Daniel said the representatives would ask him the same questions: Were the couple watching movies on the phone, using it to connect a computer to the internet (known as "tethering"), or using it out of the country?
The couple insist they don't do any of those things.
"And when we asked them what we needed to do to fix the problem, they just said 'Well, quit watching videos on your phone all day,'" Kate said.
"I felt like I was being treated like a criminal — like we were trying to essentially steal from them," Daniel said. "When you call in to argue a bill, that's what they do. They tell you to pay — and don't ask questions."
In December, the Methots paid a lawyer $400 to write a letter to Bell but that yielded no results. In January, Daniel thought he had finally made a breakthrough.
In a phone call he recorded, a Bell representative told him his problem was a "known" software problem on Bell's end. "You'll be OK, don't worry, because it is a known issue," she told Daniel.
The account was immediately credited $3,330.88, and the Methots thought their problem had finally been solved.
Days later, though, they received a new bill with $1,204 in new charges.
"It was just a temporary relief and then the stress is back again," Kate said.
"At that point I wasn't interested in being a Bell customer anymore," Daniel added.
Bell told CBC News what the Methots were told about the software issue was incorrect.
"The "known issue" the reps mistakenly assumed applied to the Methots was one where a small number of customers were billed for legitimate data … at a rate not in accordance with their plan," Laszlo wrote.
"This isolated matter has been resolved and affected customers credited in full. The Methots' concern isn't that they are being charged an incorrect rate for data, but that they are being charged for data they didn't use."
Daniel said he wants to warn other customers who may be unknowingly paying for data they didn't use.
"There is really no way of telling how much has been billed out to different customers that was never actually used," Daniel said.
"These customers are not alone," said Howard Maker, the head of the federal Commissioner for Complaints for Telecommunications Services. "Unfortunately, Canadian telecom consumers do suffer from many billing errors from their providers."
Maker said his office received more than 1,900 complaints about wireless providers last year, and 40 per cent of them were about overbilling.
Data is a particular problem, Maker said, because many consumers aren't aware of how much they use. He suggested smartphone users track their data usage with an app from an independent company that will give them evidence if they need to dispute a bill.

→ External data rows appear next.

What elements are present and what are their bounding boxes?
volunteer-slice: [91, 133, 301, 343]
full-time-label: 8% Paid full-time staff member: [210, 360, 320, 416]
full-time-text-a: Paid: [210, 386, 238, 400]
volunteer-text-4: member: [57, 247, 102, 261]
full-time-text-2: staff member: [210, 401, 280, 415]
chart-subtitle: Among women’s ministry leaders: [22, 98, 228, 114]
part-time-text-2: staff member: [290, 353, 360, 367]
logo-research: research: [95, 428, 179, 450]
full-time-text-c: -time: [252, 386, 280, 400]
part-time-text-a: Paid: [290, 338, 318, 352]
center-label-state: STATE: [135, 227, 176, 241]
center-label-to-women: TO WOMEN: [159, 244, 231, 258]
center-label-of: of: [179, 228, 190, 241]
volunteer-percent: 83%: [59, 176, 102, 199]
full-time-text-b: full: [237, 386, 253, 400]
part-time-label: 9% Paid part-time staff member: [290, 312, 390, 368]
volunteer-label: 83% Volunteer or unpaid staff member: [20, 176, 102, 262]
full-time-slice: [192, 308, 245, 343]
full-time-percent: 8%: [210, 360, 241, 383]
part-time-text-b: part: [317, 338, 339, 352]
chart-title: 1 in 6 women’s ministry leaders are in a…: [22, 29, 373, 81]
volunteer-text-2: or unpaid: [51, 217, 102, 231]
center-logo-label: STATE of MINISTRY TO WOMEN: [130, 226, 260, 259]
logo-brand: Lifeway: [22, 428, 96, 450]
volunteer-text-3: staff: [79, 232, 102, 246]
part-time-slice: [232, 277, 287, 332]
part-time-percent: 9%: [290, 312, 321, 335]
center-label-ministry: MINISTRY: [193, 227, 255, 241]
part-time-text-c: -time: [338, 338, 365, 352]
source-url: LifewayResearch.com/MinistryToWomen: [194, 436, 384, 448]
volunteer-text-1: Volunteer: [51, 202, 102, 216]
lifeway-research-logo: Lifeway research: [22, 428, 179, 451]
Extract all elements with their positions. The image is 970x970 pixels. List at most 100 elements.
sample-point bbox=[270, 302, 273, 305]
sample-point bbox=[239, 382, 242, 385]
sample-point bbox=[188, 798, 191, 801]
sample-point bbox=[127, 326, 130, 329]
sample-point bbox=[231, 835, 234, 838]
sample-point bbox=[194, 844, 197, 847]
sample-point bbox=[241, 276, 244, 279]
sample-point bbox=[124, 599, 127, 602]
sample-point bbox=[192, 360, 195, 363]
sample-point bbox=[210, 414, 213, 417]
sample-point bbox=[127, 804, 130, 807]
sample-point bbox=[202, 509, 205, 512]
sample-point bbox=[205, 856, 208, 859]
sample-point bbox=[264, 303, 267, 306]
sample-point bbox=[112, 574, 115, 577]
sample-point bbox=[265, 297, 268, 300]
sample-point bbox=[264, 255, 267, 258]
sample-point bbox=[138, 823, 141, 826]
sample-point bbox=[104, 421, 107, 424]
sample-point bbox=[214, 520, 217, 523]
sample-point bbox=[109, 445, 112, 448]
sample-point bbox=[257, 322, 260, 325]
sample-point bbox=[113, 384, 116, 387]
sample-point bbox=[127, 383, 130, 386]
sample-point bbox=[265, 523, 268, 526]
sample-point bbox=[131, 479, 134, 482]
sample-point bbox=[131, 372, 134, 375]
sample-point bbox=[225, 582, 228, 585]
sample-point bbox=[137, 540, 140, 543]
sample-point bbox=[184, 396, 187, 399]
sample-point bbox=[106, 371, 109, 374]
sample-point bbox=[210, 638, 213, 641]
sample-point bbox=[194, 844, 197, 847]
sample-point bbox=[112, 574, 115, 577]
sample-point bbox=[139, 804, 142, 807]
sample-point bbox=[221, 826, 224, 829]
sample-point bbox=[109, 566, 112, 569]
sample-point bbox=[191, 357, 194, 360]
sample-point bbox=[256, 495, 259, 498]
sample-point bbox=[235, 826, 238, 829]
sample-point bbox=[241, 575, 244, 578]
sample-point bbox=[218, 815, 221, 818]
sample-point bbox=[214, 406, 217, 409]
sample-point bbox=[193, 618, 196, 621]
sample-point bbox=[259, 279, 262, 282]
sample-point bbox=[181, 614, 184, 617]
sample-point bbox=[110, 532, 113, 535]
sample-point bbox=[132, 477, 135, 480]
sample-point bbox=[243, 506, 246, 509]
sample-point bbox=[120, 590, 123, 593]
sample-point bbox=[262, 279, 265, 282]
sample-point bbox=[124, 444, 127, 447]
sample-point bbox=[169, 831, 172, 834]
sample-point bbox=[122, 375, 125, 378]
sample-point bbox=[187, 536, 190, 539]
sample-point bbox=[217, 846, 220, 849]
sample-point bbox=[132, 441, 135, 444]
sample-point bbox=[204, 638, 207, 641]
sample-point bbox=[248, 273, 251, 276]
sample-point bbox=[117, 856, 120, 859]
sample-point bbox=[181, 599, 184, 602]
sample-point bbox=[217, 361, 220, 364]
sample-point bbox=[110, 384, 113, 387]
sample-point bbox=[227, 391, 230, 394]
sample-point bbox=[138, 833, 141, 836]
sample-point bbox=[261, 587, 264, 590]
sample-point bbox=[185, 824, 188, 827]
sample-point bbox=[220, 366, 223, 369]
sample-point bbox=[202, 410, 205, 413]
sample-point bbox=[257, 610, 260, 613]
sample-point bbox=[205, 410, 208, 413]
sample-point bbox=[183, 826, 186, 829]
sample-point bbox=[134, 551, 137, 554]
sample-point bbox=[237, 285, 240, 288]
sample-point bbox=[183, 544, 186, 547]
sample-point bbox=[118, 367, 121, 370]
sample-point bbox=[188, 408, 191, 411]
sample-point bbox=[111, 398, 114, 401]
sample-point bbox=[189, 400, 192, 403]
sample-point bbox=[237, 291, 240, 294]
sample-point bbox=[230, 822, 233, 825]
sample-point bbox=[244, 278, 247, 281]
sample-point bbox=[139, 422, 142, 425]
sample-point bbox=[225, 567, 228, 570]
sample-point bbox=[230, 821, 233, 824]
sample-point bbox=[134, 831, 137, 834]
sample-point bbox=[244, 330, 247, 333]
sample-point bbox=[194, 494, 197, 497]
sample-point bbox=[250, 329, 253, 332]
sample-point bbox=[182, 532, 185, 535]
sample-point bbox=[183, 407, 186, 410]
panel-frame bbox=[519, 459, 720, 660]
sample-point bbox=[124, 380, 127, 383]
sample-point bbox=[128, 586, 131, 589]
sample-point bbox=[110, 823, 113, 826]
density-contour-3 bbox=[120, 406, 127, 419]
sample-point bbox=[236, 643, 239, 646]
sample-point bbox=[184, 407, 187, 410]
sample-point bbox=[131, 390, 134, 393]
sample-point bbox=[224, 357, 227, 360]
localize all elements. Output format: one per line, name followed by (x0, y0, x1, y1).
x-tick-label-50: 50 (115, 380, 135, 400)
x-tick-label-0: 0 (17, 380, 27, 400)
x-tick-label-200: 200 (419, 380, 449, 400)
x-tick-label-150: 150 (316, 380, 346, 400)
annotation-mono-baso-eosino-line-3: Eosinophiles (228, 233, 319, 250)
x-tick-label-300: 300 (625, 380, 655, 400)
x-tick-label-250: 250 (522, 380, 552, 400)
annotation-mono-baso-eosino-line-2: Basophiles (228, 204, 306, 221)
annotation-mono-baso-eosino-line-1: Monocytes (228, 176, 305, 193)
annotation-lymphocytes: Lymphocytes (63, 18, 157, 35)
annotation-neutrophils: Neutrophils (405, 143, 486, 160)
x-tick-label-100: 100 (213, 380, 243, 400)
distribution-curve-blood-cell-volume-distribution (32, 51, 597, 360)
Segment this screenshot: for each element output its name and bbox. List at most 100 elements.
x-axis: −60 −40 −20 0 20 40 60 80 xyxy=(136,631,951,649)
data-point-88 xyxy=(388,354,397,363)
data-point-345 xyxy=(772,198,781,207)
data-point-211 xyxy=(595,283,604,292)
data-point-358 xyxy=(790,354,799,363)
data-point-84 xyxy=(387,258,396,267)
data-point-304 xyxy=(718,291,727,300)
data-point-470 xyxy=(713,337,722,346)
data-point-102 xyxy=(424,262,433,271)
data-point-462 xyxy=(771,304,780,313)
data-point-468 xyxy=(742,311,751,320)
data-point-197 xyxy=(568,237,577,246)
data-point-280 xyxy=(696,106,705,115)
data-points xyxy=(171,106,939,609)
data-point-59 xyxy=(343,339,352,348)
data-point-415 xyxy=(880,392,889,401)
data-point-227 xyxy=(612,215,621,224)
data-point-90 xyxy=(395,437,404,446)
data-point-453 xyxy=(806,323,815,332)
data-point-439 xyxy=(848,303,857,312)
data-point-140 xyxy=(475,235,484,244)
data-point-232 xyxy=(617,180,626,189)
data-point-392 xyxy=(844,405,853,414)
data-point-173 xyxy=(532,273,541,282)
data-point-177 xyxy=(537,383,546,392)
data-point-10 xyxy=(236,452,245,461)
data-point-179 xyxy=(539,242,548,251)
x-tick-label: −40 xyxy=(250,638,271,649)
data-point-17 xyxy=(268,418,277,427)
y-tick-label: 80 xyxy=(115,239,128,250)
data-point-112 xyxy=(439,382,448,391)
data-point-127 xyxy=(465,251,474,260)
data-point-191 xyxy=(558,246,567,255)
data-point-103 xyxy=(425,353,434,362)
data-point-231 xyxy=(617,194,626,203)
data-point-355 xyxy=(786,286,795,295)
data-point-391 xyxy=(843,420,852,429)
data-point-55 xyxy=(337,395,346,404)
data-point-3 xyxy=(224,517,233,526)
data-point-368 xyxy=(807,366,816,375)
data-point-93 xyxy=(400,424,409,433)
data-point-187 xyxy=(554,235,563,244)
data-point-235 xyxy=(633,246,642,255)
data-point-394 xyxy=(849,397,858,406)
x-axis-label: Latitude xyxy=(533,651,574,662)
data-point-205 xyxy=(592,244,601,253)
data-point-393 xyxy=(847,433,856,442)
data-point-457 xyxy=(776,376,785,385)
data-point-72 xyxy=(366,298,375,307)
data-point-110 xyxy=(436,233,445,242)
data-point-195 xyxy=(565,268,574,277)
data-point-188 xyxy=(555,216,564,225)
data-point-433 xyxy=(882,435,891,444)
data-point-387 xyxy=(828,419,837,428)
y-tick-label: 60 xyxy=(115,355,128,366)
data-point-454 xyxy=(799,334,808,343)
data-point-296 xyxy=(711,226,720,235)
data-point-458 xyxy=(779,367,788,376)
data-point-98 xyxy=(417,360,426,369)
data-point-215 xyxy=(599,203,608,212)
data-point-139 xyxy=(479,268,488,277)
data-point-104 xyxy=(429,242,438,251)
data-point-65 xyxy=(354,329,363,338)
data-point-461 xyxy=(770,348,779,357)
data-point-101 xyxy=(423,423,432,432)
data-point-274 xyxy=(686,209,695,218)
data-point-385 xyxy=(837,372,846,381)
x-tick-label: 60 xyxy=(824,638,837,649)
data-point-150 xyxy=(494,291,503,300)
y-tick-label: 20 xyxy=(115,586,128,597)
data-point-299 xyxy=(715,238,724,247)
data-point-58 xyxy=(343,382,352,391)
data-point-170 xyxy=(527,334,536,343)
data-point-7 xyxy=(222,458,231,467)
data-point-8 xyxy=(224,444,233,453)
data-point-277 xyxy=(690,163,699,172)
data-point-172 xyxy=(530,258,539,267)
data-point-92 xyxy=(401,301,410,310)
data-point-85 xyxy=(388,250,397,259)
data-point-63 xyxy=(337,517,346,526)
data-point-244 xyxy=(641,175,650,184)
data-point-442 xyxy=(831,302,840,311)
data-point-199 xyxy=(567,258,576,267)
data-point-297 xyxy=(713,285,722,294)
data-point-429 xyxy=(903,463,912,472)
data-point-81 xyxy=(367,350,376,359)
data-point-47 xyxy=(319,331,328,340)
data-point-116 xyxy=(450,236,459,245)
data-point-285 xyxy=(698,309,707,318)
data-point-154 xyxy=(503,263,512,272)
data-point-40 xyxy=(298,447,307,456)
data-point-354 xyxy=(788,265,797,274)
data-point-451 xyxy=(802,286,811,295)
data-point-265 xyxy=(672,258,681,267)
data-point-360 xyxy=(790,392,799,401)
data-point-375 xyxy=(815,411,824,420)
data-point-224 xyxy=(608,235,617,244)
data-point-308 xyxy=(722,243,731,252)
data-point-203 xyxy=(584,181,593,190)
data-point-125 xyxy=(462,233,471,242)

"If the consumer has some third-party piece of evidence that says 'Look, I have this tool of a third-party provider and it says you are wrong,' there is some evidence that the provider can use to conduct its research," Maker said.
The Methots say Bell recently offered to cancel their contract and waive all outstanding fees, but they have not yet accepted. They say they aren't sure Bell's remedy is adequate compensation considering what they paid the lawyer and the ordeal they've been through.
"I am not going to go away, I am too deep into this now," Daniel said. "This has taken up a lot of my life lately so I don't just intend to walk away."